Ritengo che la ristrutturazione della politica industriale non possa passare che dalla definizione degli obiettivi di lungo periodo del sistema Paese. Occorre che si ricominci a pensare a 30/50 anni, questo perchè settori chiave per il paese quali: energia, telecomunicazioni, struttura informatica, istruzione, industria pesante, infrastrutture, trasporti richiedono orizzonti temporali ben al di sopra degli attuali standard. Questo primo assunto ha come risultato che è necessario identificare le filiere strategiche e, all’interno, le aziende strategiche.
A questo proposito sarà necessario impostare un’innovativa modalità di intervento in quanto al giorno d’oggi non solo aziende di grandi dimensioni possono essere strategiche, la diffusione della tecnologia e della ricerca diffusa ha fatto sì che anche piccole realtà possano essere di interesse nazionale.
Prima di poter pensare di definire politiche industriali di siffatta portata sarà necessario dotare lo Stato di una triade operativa rappresentata da: “braccia”, “portafoglio” e “fiscalità”.

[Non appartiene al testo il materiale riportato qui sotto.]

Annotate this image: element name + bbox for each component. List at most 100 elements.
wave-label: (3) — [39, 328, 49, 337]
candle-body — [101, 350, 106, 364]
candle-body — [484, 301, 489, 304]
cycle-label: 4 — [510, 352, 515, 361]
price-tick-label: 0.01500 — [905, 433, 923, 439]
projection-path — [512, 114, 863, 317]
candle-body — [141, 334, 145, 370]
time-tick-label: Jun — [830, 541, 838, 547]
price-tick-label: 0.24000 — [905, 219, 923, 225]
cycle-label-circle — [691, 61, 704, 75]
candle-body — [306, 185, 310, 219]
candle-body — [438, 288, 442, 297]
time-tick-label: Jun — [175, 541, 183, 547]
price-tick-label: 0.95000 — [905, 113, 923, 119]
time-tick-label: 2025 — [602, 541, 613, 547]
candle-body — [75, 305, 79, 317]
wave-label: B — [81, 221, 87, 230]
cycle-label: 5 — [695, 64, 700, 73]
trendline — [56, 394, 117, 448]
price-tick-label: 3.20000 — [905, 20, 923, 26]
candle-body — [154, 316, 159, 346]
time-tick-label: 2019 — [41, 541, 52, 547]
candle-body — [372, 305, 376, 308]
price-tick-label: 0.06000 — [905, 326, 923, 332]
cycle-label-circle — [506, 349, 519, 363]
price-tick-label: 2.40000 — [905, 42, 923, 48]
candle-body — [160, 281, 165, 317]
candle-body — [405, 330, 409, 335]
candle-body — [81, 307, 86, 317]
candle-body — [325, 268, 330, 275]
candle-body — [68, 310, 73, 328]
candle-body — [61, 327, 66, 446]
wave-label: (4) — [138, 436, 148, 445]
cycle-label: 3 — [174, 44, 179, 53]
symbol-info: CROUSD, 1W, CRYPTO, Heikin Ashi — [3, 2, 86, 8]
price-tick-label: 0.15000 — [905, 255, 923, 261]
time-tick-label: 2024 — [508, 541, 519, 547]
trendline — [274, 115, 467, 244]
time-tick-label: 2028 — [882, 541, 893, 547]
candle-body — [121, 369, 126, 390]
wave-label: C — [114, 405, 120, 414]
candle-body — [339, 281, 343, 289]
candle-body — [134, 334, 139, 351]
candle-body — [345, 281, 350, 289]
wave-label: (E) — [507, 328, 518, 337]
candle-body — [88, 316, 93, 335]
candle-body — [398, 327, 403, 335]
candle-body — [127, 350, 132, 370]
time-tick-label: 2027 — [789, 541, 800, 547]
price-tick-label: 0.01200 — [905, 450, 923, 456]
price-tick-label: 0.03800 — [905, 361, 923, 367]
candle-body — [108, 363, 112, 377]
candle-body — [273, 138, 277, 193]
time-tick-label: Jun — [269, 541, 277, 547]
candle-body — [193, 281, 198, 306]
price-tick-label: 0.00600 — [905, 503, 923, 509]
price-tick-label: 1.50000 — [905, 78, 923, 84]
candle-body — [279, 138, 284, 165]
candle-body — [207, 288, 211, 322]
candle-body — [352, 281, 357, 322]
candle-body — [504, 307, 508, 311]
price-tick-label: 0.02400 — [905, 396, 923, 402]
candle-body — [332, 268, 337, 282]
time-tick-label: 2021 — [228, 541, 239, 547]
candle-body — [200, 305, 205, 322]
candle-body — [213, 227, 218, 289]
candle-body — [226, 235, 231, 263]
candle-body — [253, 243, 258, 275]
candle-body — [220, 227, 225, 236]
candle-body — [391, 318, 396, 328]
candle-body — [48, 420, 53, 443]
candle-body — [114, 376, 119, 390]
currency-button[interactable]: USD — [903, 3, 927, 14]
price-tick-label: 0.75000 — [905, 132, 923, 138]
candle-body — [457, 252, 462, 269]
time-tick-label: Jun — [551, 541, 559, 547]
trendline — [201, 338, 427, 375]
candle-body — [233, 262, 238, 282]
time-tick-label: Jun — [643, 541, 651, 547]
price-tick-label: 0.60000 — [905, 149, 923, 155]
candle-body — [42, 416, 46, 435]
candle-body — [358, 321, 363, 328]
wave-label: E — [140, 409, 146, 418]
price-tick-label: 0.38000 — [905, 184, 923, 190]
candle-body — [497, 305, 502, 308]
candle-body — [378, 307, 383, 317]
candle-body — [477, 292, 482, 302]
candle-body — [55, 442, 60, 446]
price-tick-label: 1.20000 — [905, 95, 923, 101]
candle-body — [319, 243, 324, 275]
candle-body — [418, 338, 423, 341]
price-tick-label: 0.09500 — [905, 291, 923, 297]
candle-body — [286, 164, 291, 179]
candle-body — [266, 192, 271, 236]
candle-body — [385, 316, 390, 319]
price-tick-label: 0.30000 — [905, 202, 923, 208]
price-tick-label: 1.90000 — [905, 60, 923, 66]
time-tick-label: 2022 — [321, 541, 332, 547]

Le “Braccia”: bisognerà identificare o creare un soggetto che possa applicare le politiche industriali e attuare le direttive conseguenti; nel passato abbiamo avuto un esempio importante di ente di stato l'Istituto per la Ricostruzione Industriale (IRI), fondato nel 1933 e liquidato nel 2002. L’impostazione del nuovo soggetto dovrebbe essere simile, migliorandolo ed adeguandolo alle evoluzioni di mercato e tecnologiche. Particolare riguardo dovrebbe essere dato al controllo sulle società acquisibili, alla loro gestione ed alla gestione finanziaria delle stesse. Non è questo il contesto per sviluppare altri aspetti della missione del nuovo Istituto ma mi sento di porre l’accento su alcuni punti, a mio giudizio importanti, su cosa non dovrebbe essere: non sarà un nuovo ente per fare welfare, non sarà una cassaforte finanziaria e non sarà la pattumiera di aziende decotte.
Il “Portafoglio”: sarà necessario avere una o più banche pubbliche che possano fare da volano all’attuazione delle politiche industriali governative (alcune realtà già partecipate dal Tesoro potrebbero essere oggetto di un’estensione della partecipazione fino a quote di controllo). Dovrebbero attuare l’azione di raccolta dei capitali sui mercati nazionali ed internazionali oltre a garantire liquidità nei momenti di crisi. Un’attiva politica di mobilitazione del risparmio privato (uno dei più cospicui del Mondo) a favore e a sostegno dei progetti industriali e della ricerca per l’innovazione (compresi i progetti interni alle Università ed ai laboratori universitari) dovrà essere l’obiettivo principale di una delle nuove istituzioni pubbliche individuate. La società dovrà curare l’emissione di titoli a rendimento accettabile e con bassa tassazione per invogliare i risparmiatori; l’impostazione dovrà essere strutturata in modo che favoriscano, alla scadenza, la conversione in capitale di rischio facendo partecipare i sottoscrittori agli investimenti industriali che l’azienda dovrà fare (convertible bond). Altro elemento fondamentale di questo processo è la nazionalizzazione della Banca d’Italia, strada non facile dati gli interessi e le resistenze della BCE.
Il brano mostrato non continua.